A South Africa court on Wednesday set aside the findings of an investigation that cleared all government officials of corruption over a multi-billion dollar arms deal in which ex-president Jacob Zuma was a suspect.
The four-year inquiry into the scandal released a report in 2016 concluding that there was no evidence to support widespread allegations of bribery, fraud and corruption.
But a High Court in Pretoria on Wednesday found that the inquiry “committed significant errors of law”.
The court decided to annul the findings of the inquiry, which was led by Judge Willie Seriti, because of “a set of errors of law, a clear failure to test evidence of key witnesses, a refusal to take account of documentary evidence which contained the most serious allegations which were relevant to its inquiry”.
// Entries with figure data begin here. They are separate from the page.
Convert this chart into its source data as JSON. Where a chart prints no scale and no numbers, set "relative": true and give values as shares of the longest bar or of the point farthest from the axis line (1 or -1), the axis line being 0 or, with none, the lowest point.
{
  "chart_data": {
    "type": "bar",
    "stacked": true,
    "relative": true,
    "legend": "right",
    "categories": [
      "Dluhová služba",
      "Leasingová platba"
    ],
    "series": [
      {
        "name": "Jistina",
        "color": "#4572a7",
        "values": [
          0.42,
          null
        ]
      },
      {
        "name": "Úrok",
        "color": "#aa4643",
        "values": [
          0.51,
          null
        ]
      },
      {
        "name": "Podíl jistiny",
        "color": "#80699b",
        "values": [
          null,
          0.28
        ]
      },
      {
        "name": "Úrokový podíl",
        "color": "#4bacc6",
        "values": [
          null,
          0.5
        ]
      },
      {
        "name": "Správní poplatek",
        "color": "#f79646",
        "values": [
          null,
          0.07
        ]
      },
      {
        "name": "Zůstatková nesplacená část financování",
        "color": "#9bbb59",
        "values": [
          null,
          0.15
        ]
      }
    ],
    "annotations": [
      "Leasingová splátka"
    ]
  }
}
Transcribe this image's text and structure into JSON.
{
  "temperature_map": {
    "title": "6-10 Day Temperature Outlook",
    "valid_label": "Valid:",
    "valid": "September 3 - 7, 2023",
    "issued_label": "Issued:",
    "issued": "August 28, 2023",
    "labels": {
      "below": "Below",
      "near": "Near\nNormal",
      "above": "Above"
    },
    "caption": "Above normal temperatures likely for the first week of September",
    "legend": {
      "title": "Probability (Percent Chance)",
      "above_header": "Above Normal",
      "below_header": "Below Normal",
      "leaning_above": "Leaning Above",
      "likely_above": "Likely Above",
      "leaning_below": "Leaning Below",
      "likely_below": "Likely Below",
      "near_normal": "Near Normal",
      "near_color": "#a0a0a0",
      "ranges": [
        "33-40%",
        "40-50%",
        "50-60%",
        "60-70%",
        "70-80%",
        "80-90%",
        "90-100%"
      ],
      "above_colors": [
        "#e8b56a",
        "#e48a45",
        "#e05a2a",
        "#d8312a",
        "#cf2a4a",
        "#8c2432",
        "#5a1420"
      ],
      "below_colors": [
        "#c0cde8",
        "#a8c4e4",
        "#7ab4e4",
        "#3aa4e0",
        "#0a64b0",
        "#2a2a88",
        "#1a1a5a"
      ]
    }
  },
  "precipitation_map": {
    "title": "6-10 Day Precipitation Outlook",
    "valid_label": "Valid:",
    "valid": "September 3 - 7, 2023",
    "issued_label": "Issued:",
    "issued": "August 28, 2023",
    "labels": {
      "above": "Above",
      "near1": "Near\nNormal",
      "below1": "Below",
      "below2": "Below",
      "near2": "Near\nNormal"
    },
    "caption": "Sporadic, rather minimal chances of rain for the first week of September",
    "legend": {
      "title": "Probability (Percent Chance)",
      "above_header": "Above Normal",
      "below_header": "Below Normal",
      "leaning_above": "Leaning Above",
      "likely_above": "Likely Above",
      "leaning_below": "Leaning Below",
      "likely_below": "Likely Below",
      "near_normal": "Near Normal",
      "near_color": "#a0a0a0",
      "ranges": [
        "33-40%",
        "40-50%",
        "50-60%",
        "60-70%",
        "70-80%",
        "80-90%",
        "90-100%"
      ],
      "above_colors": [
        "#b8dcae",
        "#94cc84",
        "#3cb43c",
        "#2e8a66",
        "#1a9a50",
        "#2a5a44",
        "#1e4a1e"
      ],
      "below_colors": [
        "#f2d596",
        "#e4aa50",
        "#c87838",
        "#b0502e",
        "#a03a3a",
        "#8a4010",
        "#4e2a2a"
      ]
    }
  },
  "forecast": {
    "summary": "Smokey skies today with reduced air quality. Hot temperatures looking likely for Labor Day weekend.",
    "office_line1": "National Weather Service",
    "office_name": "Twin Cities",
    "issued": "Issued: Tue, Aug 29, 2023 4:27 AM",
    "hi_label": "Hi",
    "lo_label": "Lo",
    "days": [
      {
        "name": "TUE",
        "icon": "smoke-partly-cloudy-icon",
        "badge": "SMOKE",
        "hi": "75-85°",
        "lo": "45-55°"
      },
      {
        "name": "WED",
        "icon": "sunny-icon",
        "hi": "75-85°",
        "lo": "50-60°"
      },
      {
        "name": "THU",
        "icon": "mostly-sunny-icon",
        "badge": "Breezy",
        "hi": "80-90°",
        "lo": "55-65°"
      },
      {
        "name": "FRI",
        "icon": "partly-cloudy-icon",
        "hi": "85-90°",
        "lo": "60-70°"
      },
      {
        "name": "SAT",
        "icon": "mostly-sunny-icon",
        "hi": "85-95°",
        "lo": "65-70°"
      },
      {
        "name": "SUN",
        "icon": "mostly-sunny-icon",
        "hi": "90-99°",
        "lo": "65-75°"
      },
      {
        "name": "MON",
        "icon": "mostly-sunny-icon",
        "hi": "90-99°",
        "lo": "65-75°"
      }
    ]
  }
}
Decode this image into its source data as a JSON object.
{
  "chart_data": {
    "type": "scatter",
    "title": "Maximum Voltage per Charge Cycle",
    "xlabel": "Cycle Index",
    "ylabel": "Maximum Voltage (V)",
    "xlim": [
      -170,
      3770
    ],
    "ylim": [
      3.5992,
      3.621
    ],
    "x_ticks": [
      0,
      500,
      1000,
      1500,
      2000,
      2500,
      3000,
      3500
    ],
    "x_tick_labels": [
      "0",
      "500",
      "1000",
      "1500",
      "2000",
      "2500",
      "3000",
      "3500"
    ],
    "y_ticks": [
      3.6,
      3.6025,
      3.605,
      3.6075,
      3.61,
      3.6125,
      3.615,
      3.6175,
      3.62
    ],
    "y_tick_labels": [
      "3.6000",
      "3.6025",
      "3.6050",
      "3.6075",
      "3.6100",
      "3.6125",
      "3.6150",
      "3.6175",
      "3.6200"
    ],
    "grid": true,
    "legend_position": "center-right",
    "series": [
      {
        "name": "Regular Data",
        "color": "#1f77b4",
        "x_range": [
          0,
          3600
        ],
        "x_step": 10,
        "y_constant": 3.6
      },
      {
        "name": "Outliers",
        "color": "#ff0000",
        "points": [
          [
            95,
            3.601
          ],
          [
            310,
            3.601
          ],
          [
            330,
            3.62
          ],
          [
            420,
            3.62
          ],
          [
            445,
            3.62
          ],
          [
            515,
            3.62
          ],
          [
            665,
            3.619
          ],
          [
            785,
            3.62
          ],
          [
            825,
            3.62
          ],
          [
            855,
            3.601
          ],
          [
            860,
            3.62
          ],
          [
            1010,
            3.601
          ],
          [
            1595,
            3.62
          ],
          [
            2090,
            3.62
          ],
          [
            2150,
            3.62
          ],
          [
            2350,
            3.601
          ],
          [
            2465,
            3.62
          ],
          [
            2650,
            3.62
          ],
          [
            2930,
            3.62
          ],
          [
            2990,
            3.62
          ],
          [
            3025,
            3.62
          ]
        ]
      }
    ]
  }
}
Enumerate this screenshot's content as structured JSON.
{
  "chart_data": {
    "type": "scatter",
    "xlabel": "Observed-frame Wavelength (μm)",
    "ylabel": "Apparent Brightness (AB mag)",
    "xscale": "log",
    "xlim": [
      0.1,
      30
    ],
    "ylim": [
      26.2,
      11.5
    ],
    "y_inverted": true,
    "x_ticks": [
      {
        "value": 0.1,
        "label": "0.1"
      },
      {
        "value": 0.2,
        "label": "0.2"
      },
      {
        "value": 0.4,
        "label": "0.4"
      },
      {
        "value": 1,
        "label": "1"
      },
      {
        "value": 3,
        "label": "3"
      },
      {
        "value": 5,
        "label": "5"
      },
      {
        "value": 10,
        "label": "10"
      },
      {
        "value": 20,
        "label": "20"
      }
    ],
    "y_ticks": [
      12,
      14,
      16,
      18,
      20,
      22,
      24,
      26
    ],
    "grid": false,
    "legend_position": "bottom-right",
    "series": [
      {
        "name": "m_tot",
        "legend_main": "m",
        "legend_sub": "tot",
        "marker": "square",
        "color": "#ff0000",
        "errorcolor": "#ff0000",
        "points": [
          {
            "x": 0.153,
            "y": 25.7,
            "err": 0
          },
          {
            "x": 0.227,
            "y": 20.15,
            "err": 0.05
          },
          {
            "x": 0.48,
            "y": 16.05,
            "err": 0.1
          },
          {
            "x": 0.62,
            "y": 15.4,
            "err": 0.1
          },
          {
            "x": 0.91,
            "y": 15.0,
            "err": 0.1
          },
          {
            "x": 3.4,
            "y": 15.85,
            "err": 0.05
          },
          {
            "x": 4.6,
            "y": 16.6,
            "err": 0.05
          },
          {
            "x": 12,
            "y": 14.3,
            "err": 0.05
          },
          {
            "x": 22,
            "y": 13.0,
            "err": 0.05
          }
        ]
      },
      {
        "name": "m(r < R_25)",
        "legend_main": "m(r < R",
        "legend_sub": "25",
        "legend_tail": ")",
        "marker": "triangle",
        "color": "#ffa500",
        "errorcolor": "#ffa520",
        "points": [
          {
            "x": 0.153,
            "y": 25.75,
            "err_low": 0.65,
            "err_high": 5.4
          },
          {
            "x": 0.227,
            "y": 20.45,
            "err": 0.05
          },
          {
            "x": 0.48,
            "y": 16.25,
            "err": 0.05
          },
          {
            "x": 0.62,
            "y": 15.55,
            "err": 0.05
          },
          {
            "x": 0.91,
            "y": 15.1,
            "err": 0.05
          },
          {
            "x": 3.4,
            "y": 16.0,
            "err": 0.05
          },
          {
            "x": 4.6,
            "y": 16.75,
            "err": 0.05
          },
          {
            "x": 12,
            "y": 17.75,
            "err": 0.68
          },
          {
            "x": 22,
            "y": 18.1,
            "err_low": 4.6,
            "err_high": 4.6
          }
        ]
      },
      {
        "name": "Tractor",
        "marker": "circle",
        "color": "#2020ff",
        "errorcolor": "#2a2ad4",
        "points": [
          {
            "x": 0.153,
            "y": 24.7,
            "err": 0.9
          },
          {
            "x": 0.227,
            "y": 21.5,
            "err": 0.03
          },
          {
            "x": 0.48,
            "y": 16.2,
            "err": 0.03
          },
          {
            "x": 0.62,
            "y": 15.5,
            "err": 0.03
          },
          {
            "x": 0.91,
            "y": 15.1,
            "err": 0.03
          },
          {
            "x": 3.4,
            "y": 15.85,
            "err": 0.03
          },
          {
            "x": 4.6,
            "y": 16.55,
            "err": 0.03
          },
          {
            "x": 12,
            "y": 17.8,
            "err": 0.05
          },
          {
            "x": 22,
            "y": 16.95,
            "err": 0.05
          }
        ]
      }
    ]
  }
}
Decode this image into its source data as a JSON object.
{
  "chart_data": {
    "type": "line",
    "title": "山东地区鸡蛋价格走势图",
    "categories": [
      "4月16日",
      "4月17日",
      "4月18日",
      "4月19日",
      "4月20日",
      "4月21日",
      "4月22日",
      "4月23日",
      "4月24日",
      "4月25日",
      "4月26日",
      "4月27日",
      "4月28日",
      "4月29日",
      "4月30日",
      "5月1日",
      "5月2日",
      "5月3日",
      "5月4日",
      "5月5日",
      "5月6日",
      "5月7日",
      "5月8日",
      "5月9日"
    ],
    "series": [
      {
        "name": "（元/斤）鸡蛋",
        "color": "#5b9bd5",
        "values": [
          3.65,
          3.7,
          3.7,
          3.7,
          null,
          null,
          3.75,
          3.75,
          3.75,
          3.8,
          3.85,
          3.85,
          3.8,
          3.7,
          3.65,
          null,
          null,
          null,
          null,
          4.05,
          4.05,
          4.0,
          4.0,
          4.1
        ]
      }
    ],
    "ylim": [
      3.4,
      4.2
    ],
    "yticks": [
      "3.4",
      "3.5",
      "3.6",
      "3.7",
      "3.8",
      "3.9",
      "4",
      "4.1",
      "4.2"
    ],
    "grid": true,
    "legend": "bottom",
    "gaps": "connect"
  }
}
It said investigators approached critical witnesses with “a complete failure to rigorously test the witness by putting questions to them with the required open and enquiring mind.”
The arms deal worth around $2 billion saw the government acquire a vast range of military equipment, including fighter jets, helicopters, warships and submarines from countries including Britain, France and Sweden.
Critics have long charged that the government-appointed inquiry was toothless and was being used in an attempt to put the issue to rest.
Zuma, who was forced to resign by the ruling ANC party over corruption scandals, has also been charged with 16 counts of graft linked to a 1990s arms deal made before he became president.
He is accused of taking bribes from French defence company Thales during his time as a provincial economy minister and later as deputy president of the African National Congress (ANC).
He is due back in court on October 15 in connection with the case.